In 2006 they won the Argentine bands/soloists contest "Vale por un video Clip" for the song "Arcoiris en un ojo", organized by FM La Tribu, Buenos Aires, Argentina. The judges were Tom Lupo (Argentine radio host, poet and psychologist), Guillermo pintos (Rolling Stone Argentina magazine at the time) and MTV Latin America VJ and Ruth Infarinato; the prize was the filming of a videoclip to the winning song. The video clip was made by Cine Humus, and won Best Video Clip at "Festival de Audiovisuales de La Plata"

English actress Emma Kennedy once suggested "Autumn Freaks" as song of the day in her blog.

They performed a live session at Balcony TV- London in August 2009 where they played an unusual toy based set up.

In 2010 "Portrait", "The Walk" and "Funky Monkey" were broadcast on Japan radio Takaoka

The band was introduced by Tom Robinson on BBC Radio 6 (BBC Introducing) several times, for the first time in 2008 with the song "Vida Minima", then in 2010 with "The Walk", again in 2011 Tom Robinson officially presented "A Magnetic Field Called Love" single release, the video clip to the song was launched the same week. Finally in 2014 their song "You and Me" was played on (BBC Introducing).

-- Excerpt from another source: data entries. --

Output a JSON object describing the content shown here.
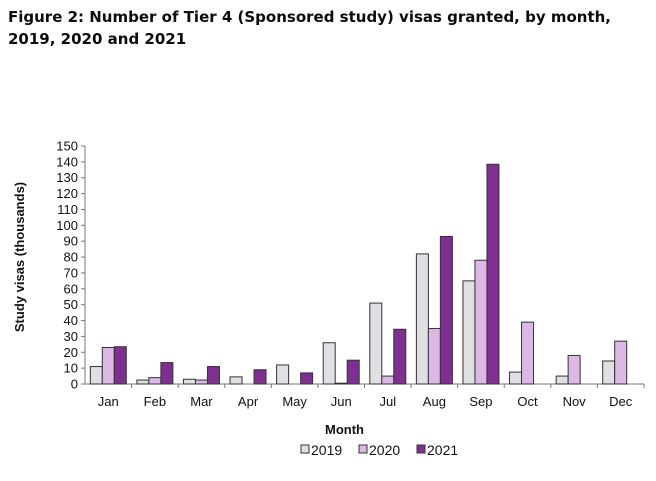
{
  "chart_data": {
    "type": "bar",
    "title": "Figure 2: Number of Tier 4 (Sponsored study) visas granted, by month, 2019, 2020 and 2021",
    "xlabel": "Month",
    "ylabel": "Study visas (thousands)",
    "ylim": [
      0,
      150
    ],
    "yticks": [
      0,
      10,
      20,
      30,
      40,
      50,
      60,
      70,
      80,
      90,
      100,
      110,
      120,
      130,
      140,
      150
    ],
    "categories": [
      "Jan",
      "Feb",
      "Mar",
      "Apr",
      "May",
      "Jun",
      "Jul",
      "Aug",
      "Sep",
      "Oct",
      "Nov",
      "Dec"
    ],
    "legend_position": "bottom",
    "series": [
      {
        "name": "2019",
        "color": "#e0e0e4",
        "values": [
          11,
          2.5,
          3,
          4.5,
          12,
          26,
          51,
          82,
          65,
          7.5,
          5,
          14.5
        ]
      },
      {
        "name": "2020",
        "color": "#dcb8e4",
        "values": [
          23,
          4,
          2.5,
          null,
          null,
          0.5,
          5,
          35,
          78,
          39,
          18,
          27
        ]
      },
      {
        "name": "2021",
        "color": "#7f2f91",
        "values": [
          23.5,
          13.5,
          11,
          9,
          7,
          15,
          34.5,
          93,
          138.5,
          null,
          null,
          null
        ]
      }
    ]
  }
}
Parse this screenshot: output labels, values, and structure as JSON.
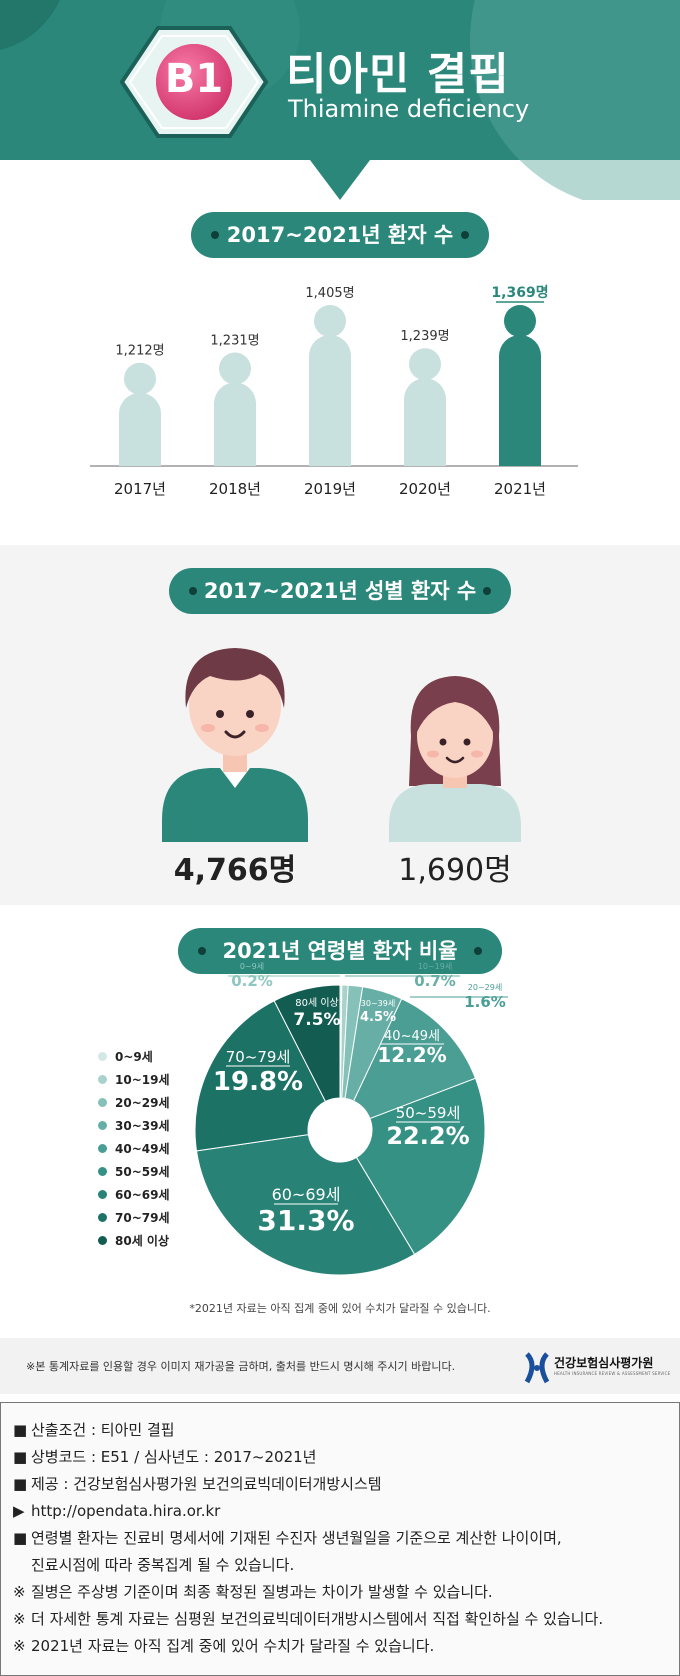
{
  "header": {
    "badge": "B1",
    "title_ko": "티아민 결핍",
    "title_en": "Thiamine deficiency"
  },
  "colors": {
    "teal_dark": "#1f7a6d",
    "teal": "#2a877a",
    "bar_light": "#c8e0de",
    "bar_highlight": "#2a877a",
    "badge_pink": "#e8467f"
  },
  "section_titles": {
    "yearly": "2017~2021년 환자 수",
    "gender": "2017~2021년 성별 환자 수",
    "age": "2021년 연령별 환자 비율"
  },
  "chart_data": [
    {
      "type": "bar",
      "categories": [
        "2017년",
        "2018년",
        "2019년",
        "2020년",
        "2021년"
      ],
      "values": [
        1212,
        1231,
        1405,
        1239,
        1369
      ],
      "data_labels": [
        "1,212명",
        "1,231명",
        "1,405명",
        "1,239명",
        "1,369명"
      ],
      "highlight_index": 4,
      "title": "2017~2021년 환자 수",
      "ylim": [
        0,
        1450
      ]
    },
    {
      "type": "bar",
      "categories": [
        "male",
        "female"
      ],
      "values": [
        4766,
        1690
      ],
      "data_labels": [
        "4,766명",
        "1,690명"
      ],
      "icon_names": [
        "male-person-icon",
        "female-person-icon"
      ],
      "title": "2017~2021년 성별 환자 수"
    },
    {
      "type": "pie",
      "title": "2021년 연령별 환자 비율",
      "categories": [
        "0~9세",
        "10~19세",
        "20~29세",
        "30~39세",
        "40~49세",
        "50~59세",
        "60~69세",
        "70~79세",
        "80세 이상"
      ],
      "values": [
        0.2,
        0.7,
        1.6,
        4.5,
        12.2,
        22.2,
        31.3,
        19.8,
        7.5
      ],
      "value_labels": [
        "0.2%",
        "0.7%",
        "1.6%",
        "4.5%",
        "12.2%",
        "22.2%",
        "31.3%",
        "19.8%",
        "7.5%"
      ],
      "colors": [
        "#d3e8e5",
        "#aad2cc",
        "#86c1b9",
        "#67afa6",
        "#4a9e94",
        "#369185",
        "#288376",
        "#1d7266",
        "#135c52"
      ],
      "legend_position": "left",
      "donut": true
    }
  ],
  "legend_labels": [
    "0~9세",
    "10~19세",
    "20~29세",
    "30~39세",
    "40~49세",
    "50~59세",
    "60~69세",
    "70~79세",
    "80세 이상"
  ],
  "pie_note": "*2021년 자료는 아직 집계 중에 있어 수치가 달라질 수 있습니다.",
  "footer": {
    "notice": "※본 통계자료를 인용할 경우 이미지 재가공을 금하며, 출처를 반드시 명시해 주시기 바랍니다.",
    "logo_name": "건강보험심사평가원",
    "logo_sub": "HEALTH INSURANCE REVIEW & ASSESSMENT SERVICE"
  },
  "info": [
    {
      "marker": "■",
      "text": "산출조건 : 티아민 결핍"
    },
    {
      "marker": "■",
      "text": "상병코드 : E51 / 심사년도 : 2017~2021년"
    },
    {
      "marker": "■",
      "text": "제공 : 건강보험심사평가원 보건의료빅데이터개방시스템"
    },
    {
      "marker": "▶",
      "text": "http://opendata.hira.or.kr"
    },
    {
      "marker": "■",
      "text": "연령별 환자는 진료비 명세서에 기재된 수진자 생년월일을 기준으로 계산한 나이이며,"
    },
    {
      "marker": "",
      "text": "진료시점에 따라 중복집계 될 수 있습니다."
    },
    {
      "marker": "※",
      "text": "질병은 주상병 기준이며 최종 확정된 질병과는 차이가 발생할 수 있습니다."
    },
    {
      "marker": "※",
      "text": "더 자세한 통계 자료는 심평원 보건의료빅데이터개방시스템에서 직접 확인하실 수 있습니다."
    },
    {
      "marker": "※",
      "text": "2021년 자료는 아직 집계 중에 있어 수치가 달라질 수 있습니다."
    }
  ]
}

In 2015 the song "The Way I Like You" from their EP TWILY was featured in the popular video editing app Magisto.

== Awards ==

| Year | Ceremony | Nominated work | Award | Result | Ref. |
| 2008 | FAV 5th Edition | Arcoiris en un ojo | Best Rock/Pop Videoclip | Nominated |  |
| FESAALP - 3rd Edition | Arcoiris en un ojo | Best Short-Film/Videoclip | Won |  |
| 2007 | Best of Spellbound 2007 Awards | Juguetes & Canciones | Best Rock Performance | Nominated |  |
| 2006 | Best of Spellbound 2006 Awards | Autumn Freaks | Best Electronic Performance | Nominated |  |
| Vale por un Video Clip | Arcoiris en un ojo | Best Soloist/Band Rock/Pop | Won |  |
| 2005 | Best of Spellbound 2005 Awards | Sex in the house | Best Of Spellbound | Honorable Mention |  |

== Discography ==

=== Albums ===
- Happily Made - 26 April 2019
- Endless Fun - 1 February 2019

=== EPs ===
- 7 - 15 June 2015
- Electrified Brains - 29 September 2014
- Picnic in the Clouds - 28 July 2014
- Wordless - 23 September 2013
- Twily - 8 April 2013
- Psychedelic outer space dance - 22 March 2010
- London Ghosts Instrumental versions - 30 November 2009
- Computer in the shower (aka La Computadora en la Ducha) - 20 July 2009
- London Ghosts - 24 March 2009

=== Singles ===
- Once And Again (2020 Remaster) - 2020
- In Time (2019 Remaster) - 2019
- Electric Boundaries - 25 February 2014
- You and Me - 17 February 2014
- Canyon Winds - 19 August 2013
- Toxic Fields - 12 August 2013
- It's Good to Know - 5 August 2013
- A Bridge to Your Heart - 21 June 2013
- Funky Monkey Lunar - 18 November 2011
- Hey Honey Money! - 11 November 2011
- A Magnetic Field Called Love - 7 February 2011

== Collaborations ==
- 2007: Guillermo joined Greek band "The Fifth Galaxy Orchestra" crew and participated in the recording of their album "Music Through The Years" released in 2008 by Sunset Rouge Music playing Theremin in the song "2000 Feet Over Paris".
- 2007: Guillermo was invited to play Theremin at the launch of "Tropico" Spring Summer 08 Collection by Martin Churba (one of Argentina's most talented and well-known designers) with DJ Vivi Pedraglio.
- 2005 : Guillermo was invited by Hilda Lizarazu (rock-pop Argentine singer-songwriter) to play Theremin in 2 of a series of 4 shows called “Elegante Sport “ at Club del Vino in Buenos Aires, Argentina.
- 2005 : Guillermo was invited by Eterno Ahora (rock-pop Argentine band) to play Theremin in the presentation of Anima at the Teatro Municipal de Bahía Blanca, Argentina.